Thursday, May 13, 2021

La Llorona takes a raw, personal look at U.S.-Mexico relations

Playwright Kathleen Anderson Culebro (second from right) fields questions from the audience following the Feb. 8 performance of La Llorona at Bishop Arts Theatre Center. She is joined by actors (left to right) Janae Hatchett, Coy Rubalcaba, Nicole Romero, and Nolan Spinks. (Photo: David Wilfong / NDG)

By David Wilfong, NDG Contributing Writer

The Bishop Arts Theatre Center took a turn toward the south with its production of La Llorona, a story taking place in Mexico City.

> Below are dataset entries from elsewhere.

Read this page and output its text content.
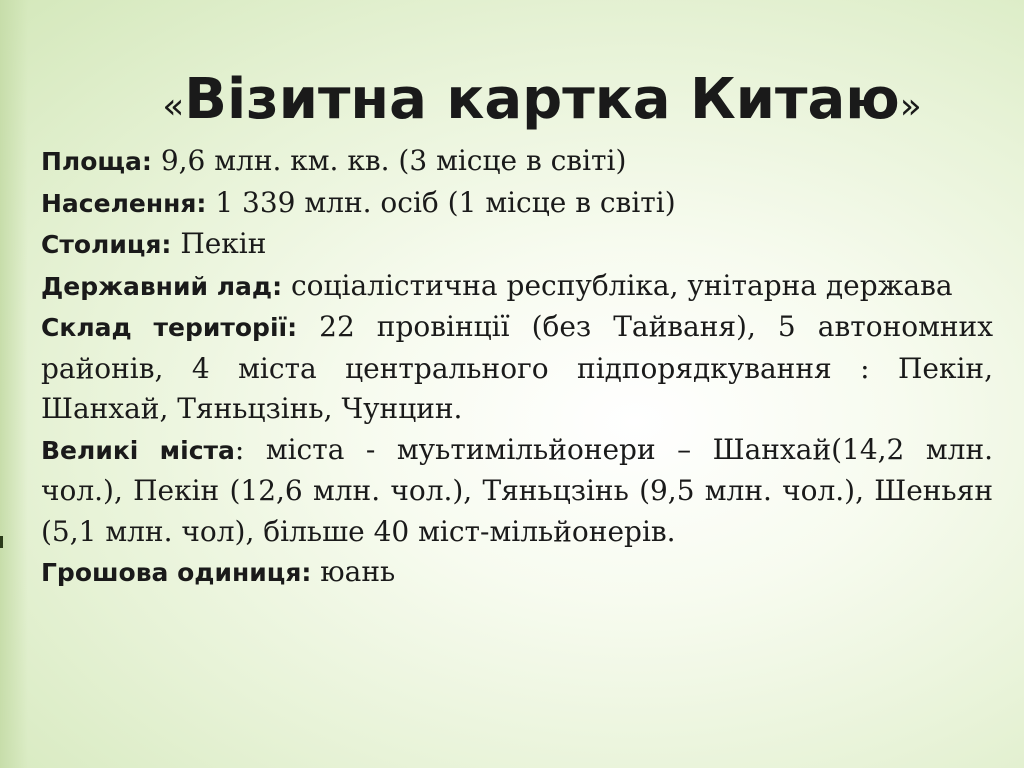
«Візитна картка Китаю»

Площа: 9,6 млн. км. кв. (3 місце в світі)

Населення: 1 339 млн. осіб (1 місце в світі)

Столиця: Пекін

Державний лад: соціалістична республіка, унітарна держава

Склад території: 22 провінції (без Тайваня), 5 автономних районів, 4 міста центрального підпорядкування : Пекін, Шанхай, Тяньцзінь, Чунцин.

Великі міста: міста - муьтимільйонери – Шанхай(14,2 млн. чол.), Пекін (12,6 млн. чол.), Тяньцзінь (9,5 млн. чол.), Шеньян (5,1 млн. чол), більше 40 міст-мільйонерів.

Грошова одиниця: юань
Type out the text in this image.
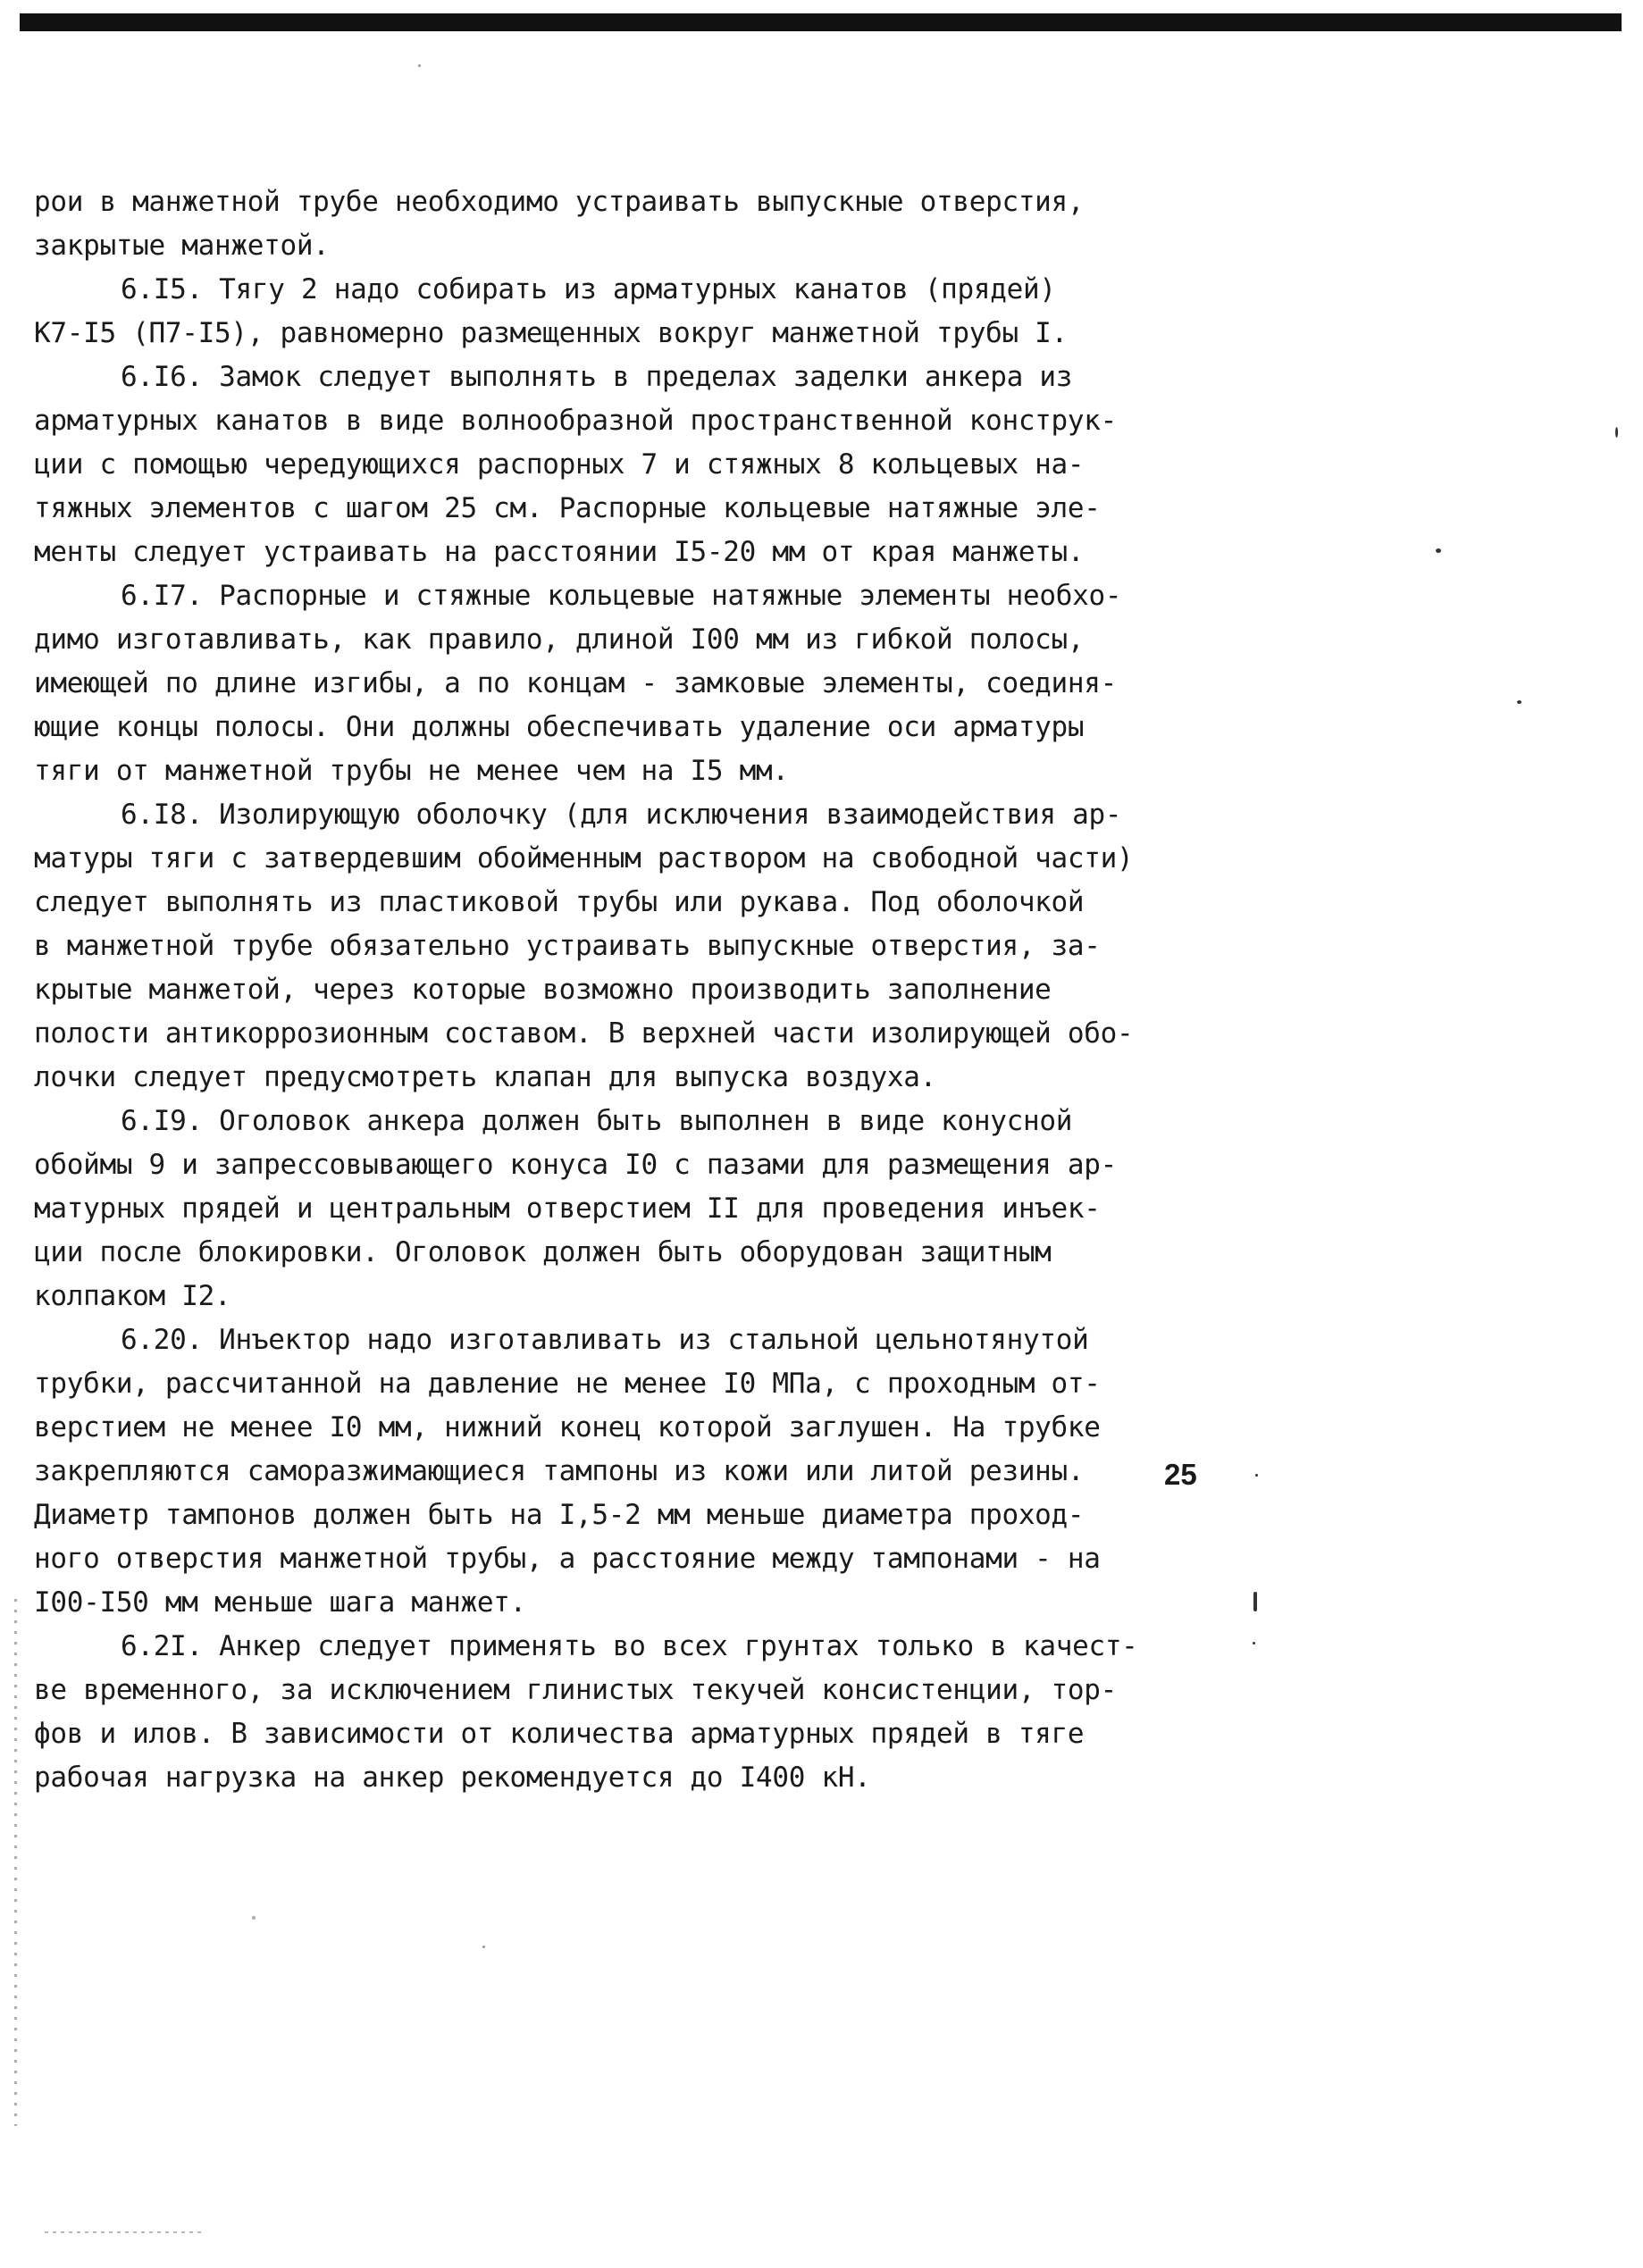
рои в манжетной трубе необходимо устраивать выпускные отверстия,
закрытые манжетой.
6.I5. Тягу 2 надо собирать из арматурных канатов (прядей)
К7-I5 (П7-I5), равномерно размещенных вокруг манжетной трубы I.
6.I6. Замок следует выполнять в пределах заделки анкера из
арматурных канатов в виде волнообразной пространственной конструк-
ции с помощью чередующихся распорных 7 и стяжных 8 кольцевых на-
тяжных элементов с шагом 25 см. Распорные кольцевые натяжные эле-
менты следует устраивать на расстоянии I5-20 мм от края манжеты.
6.I7. Распорные и стяжные кольцевые натяжные элементы необхо-
димо изготавливать, как правило, длиной I00 мм из гибкой полосы,
имеющей по длине изгибы, а по концам - замковые элементы, соединя-
ющие концы полосы. Они должны обеспечивать удаление оси арматуры
тяги от манжетной трубы не менее чем на I5 мм.
6.I8. Изолирующую оболочку (для исключения взаимодействия ар-
матуры тяги с затвердевшим обойменным раствором на свободной части)
следует выполнять из пластиковой трубы или рукава. Под оболочкой
в манжетной трубе обязательно устраивать выпускные отверстия, за-
крытые манжетой, через которые возможно производить заполнение
полости антикоррозионным составом. В верхней части изолирующей обо-
лочки следует предусмотреть клапан для выпуска воздуха.
6.I9. Оголовок анкера должен быть выполнен в виде конусной
обоймы 9 и запрессовывающего конуса I0 с пазами для размещения ар-
матурных прядей и центральным отверстием II для проведения инъек-
ции после блокировки. Оголовок должен быть оборудован защитным
колпаком I2.
6.20. Инъектор надо изготавливать из стальной цельнотянутой
трубки, рассчитанной на давление не менее I0 МПа, с проходным от-
верстием не менее I0 мм, нижний конец которой заглушен. На трубке
закрепляются саморазжимающиеся тампоны из кожи или литой резины.
Диаметр тампонов должен быть на I,5-2 мм меньше диаметра проход-
ного отверстия манжетной трубы, а расстояние между тампонами - на
I00-I50 мм меньше шага манжет.
6.2I. Анкер следует применять во всех грунтах только в качест-
ве временного, за исключением глинистых текучей консистенции, тор-
фов и илов. В зависимости от количества арматурных прядей в тяге
рабочая нагрузка на анкер рекомендуется до I400 кН.
25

It is a small and intimate production consisting of only four characters, a young couple from Distrito Federal, and another from the U.S. as they arrive to work on the corporate expansion.

The story takes place against the backdrop of the early days of the North American Free Trade Agreement (NAFTA), a time in which market uncertainty led to high unemployment in Mexico. Needing to make ends meet, Carlos (portrayed by Coy Rubalcaba) and Irma (Nicole Romero) rent their family home out to the American couple; Jeffrey (Nolan Spinks) and Liz (Janae Hatchett).

The two couples, though from different worlds, share a lot in common as both are expecting their first child when the play begins. Both couples are enduring a rough transition, and both find themselves in uncharted — and sometimes uncomfortable — living arrangements. As the play progresses, the twists and turns pile on, and the outcome is anything but expected.

Following the Friday performance, playwright Kathleen Anderson Culebro joined the actors onstage to discuss her work.

“I think as a country we tend to take care of our own too much; to the exclusion of everyone else,” Culebro said.

The corporate expansion hearkens back to the things she saw in Mexico when NAFTA first arrived.

“I remember Taco Bell taking out an ad in the newspaper, and I thought it was really funny,” Culebro said (the fictitious chain in the play is Taco Tower).

Romero gives a standout performance as Irma, with her best acting taking place between her lines. For anyone having been a houseguest in Mexico, the subtle eccentricities of a Latina host are authentic and spot-on. To which she later shrugged and explained off by saying,” I’m a Latina.”

La Llorona contains some dark subject matter and might be a bit heavy for younger audiences. The play continues through Feb. 24 at the Bishop Arts Theatre Center (215 S. Tyler St. in Oak Cliff).